Apesar disto e destes, a UVA tem demonstrado todo o seu potencial, superado obstáculos e tentado encontrar o seu caminho de universidade pública, gratuita, de qualidade social, referenciada pela comunidade acadêmica e reconhecida pela sociedade, fruto da compreensão, da força, da mobilização, do debate e dos embates travados por professores e estudantes em defesa desta causa, além do esforço dos servidores que, apesar de intensamente reduzidos, têm buscado oferecer o melhor do seu trabalho para manter a UVA com a sua bandeira erguida bem alto e tremulante.

Este momento grave em que vivemos, como diz o filósofo Sérgio Cortella, é também um momento grávido, pois traz possibilidades para a nossa universidade.
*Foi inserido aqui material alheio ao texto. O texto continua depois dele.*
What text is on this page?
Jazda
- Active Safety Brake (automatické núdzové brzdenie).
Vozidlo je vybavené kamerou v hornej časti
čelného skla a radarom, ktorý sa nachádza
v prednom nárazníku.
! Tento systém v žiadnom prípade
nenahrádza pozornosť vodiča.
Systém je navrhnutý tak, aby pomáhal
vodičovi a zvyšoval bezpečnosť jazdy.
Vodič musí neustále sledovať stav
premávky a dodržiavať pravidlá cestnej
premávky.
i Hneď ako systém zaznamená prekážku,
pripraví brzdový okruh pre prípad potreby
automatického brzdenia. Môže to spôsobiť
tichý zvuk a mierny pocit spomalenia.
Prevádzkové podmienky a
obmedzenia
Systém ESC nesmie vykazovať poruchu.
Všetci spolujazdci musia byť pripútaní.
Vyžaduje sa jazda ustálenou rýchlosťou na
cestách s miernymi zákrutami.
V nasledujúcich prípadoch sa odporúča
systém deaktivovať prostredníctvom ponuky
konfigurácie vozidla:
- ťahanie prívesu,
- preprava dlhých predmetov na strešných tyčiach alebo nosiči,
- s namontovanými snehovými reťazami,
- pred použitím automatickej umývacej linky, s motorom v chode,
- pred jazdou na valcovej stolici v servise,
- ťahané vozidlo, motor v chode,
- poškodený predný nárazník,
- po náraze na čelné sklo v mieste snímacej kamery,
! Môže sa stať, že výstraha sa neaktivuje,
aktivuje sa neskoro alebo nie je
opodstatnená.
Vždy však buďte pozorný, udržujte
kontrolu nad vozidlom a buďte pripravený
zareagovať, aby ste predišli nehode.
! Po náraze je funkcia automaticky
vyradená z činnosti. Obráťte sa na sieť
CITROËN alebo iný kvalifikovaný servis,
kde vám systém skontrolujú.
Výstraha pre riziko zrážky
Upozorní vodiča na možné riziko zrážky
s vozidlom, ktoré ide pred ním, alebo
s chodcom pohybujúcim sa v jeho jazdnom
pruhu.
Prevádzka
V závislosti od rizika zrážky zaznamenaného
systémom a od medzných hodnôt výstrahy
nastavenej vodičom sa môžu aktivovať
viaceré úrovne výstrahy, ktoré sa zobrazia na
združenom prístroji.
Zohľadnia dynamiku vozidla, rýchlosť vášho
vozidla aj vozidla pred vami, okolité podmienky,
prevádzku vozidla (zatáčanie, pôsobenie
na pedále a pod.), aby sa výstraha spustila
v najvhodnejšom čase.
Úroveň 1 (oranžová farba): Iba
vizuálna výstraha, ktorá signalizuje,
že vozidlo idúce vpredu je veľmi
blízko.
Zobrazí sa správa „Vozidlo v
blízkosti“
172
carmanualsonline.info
A nossa tarefa é então fazermos este “parto”, que não será natural, mas se dará a partir desta greve, pois ela precisa garantir a convocação imediata de uma ESTATUINTE PARA A UVA, que possa mobilizar toda a comunidade acadêmica e promover um intenso e frutífero debate sobre a concepção de universidade que queremos, seus rumos, suas perspectivas e que possamos de forma participativa, plural e representativa, derrubar o último bastião da ditadura, do período de restrições democráticas e livremente fazermos a escolha do dirigente máximo da UVA, que é o seu (sua) reitor(a).

Não haverá vitória para este movimento de greve se não conseguirmos o feito da convocação da ESTATUINTE DA UVA. Esta bandeira não pode ser arriada, nem menosprezada, pois é uma bandeira histórica do movimento docente e discente da UVA, e agora é a hora de hasteá-la bem alto e com firmeza.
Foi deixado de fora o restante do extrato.